Если у Елены и были сомнения относительно ее роли в предполагаемой игре, то теперь они рассеялись. Она вспыхнула, глаза ее зло заблестели.

– Вы хотите сделать меня своей любовницей, Гамов, чтобы превратить моего мужа в своего личного врага?

Гамов редко улыбался и почти никогда не смеялся. Возбужденным, возмущенным, разгневанным, категоричным я видел его часто, но просто улыбающимся – почти не приходилось. А сейчас он улыбался, и улыбка эта мне не понравилась. Она была из тех, что называют искренними, такими улыбками стараются расположить к себе, скажу сильней – задурить и очаровать.

– Я хочу, чтобы вы сделали вид, что мы любовники. Ваш муж ревнив, он сам в этом признался. И об этой его черте, конечно, быстро узнают наши противники. Почему бы не сыграть на ревности вашего мужа – ради блага государства? Точнее, только на представлении о его ревности: мы вовсе не собираемся вызывать ее в действительности. Тогда в глазах противников его тайная недоброжелательность ко мне станет обоснованной – и любая информация от него приобретет доказательность. Вот такую я предлагаю игру.

Я молчал. Я вспомнил, что Гамов спрашивал, ревнив ли я, задолго до того, как стал важной политической фигурой – загодя прикидывал, как станет действовать, когда будет диктатором. И ни о каком Войтюке мы тогда не знали! Я почувствовал себя бессильным против него. Игра расписана неотвергаемо, роли розданы – и властный кивок режиссера приказывает выходить на сцену!

Елена коснулась моей руки:

– Андрей, что скажешь?

Я сделал усилие, чтобы говорить спокойно.

– По-моему, игра стоит свеч.

Гамов радостно сказал:

– Вот и отлично! Разыгрываем треугольник, на первый взгляд – классический, но совершенно нетрадиционный по сути.

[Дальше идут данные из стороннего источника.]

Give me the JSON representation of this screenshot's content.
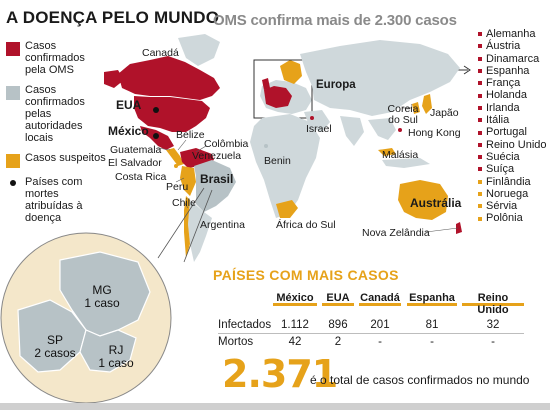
{
  "header": {
    "title": "A DOENÇA PELO MUNDO",
    "subtitle": "OMS confirma mais de 2.300 casos"
  },
  "legend": {
    "items": [
      {
        "label": "Casos confirmados pela OMS",
        "color": "#b0122a"
      },
      {
        "label": "Casos confirmados pelas autoridades locais",
        "color": "#b7c2c6"
      },
      {
        "label": "Casos suspeitos",
        "color": "#e6a21a"
      }
    ],
    "deaths_label": "Países com mortes atribuídas à doença"
  },
  "colors": {
    "confirmed_who": "#b0122a",
    "confirmed_local": "#b7c2c6",
    "suspected": "#e6a21a",
    "land": "#cfd8db",
    "accent": "#e6a21a"
  },
  "map_labels": {
    "canada": "Canadá",
    "eua": "EUA",
    "mexico": "México",
    "belize": "Belize",
    "guatemala": "Guatemala",
    "el_salvador": "El Salvador",
    "costa_rica": "Costa Rica",
    "colombia": "Colômbia",
    "venezuela": "Venezuela",
    "peru": "Peru",
    "brasil": "Brasil",
    "chile": "Chile",
    "argentina": "Argentina",
    "benin": "Benin",
    "israel": "Israel",
    "africa_do_sul": "África do Sul",
    "europa": "Europa",
    "coreia_do_sul": "Coreia do Sul",
    "japao": "Japão",
    "hong_kong": "Hong Kong",
    "malasia": "Malásia",
    "australia": "Austrália",
    "nova_zelandia": "Nova Zelândia"
  },
  "europe_countries": [
    "Alemanha",
    "Áustria",
    "Dinamarca",
    "Espanha",
    "França",
    "Holanda",
    "Irlanda",
    "Itália",
    "Portugal",
    "Reino Unido",
    "Suécia",
    "Suíça",
    "Finlândia",
    "Noruega",
    "Sérvia",
    "Polônia"
  ],
  "inset": {
    "mg": {
      "state": "MG",
      "cases": "1 caso"
    },
    "sp": {
      "state": "SP",
      "cases": "2 casos"
    },
    "rj": {
      "state": "RJ",
      "cases": "1 caso"
    }
  },
  "section": {
    "title": "PAÍSES COM MAIS CASOS"
  },
  "table": {
    "columns": [
      "México",
      "EUA",
      "Canadá",
      "Espanha",
      "Reino Unido"
    ],
    "rows": [
      {
        "label": "Infectados",
        "values": [
          "1.112",
          "896",
          "201",
          "81",
          "32"
        ]
      },
      {
        "label": "Mortos",
        "values": [
          "42",
          "2",
          "-",
          "-",
          "-"
        ]
      }
    ]
  },
  "total": {
    "value": "2.371",
    "caption": "é o total de casos confirmados no mundo"
  }
}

Он снова хвалил свои неклассические методы борьбы! А я вдруг ощутил, что он проигрывает. Он хотел, чтобы я разыграл недоброжелательство, на деле оставаясь преданным ему и служа его воле. И преданность, и служение сохранялись – тут он не ошибся. Но в моем отношении к нему появилось что-то новое. Какая-то внутренняя холодность – первый признак реального, а не выдуманного недоброжелательства.

У Елены блестели глаза: она уже входила в свою новую роль политической актрисы.

7

К чести Омара Исиро, ни стерео, ни газеты не приукрашивали военного положения. На уличных стереоэкранах Забона ежечасно вспыхивали цветные схемы расположения наших и вражеских войск. Мы втроем – Пеано, Прищепа и я – помчались с вокзала в штаб обороны. Я остановил машину у газетного киоска, купил «Трибуну». Лохматоголовый лидер оптиматов Константин Фагуста воспользовался нашими неудачами на фронте для очередного удара по Гамову. Неистовый редактор «Трибуны» крупными буквами извещал в заголовке собственной статьи: «И одного бумажного калона не стоит наша разведка». И доказывал, что только дураки или предатели могли проглядеть, что неприятель сосредотачивал свои силы на Северном фронте.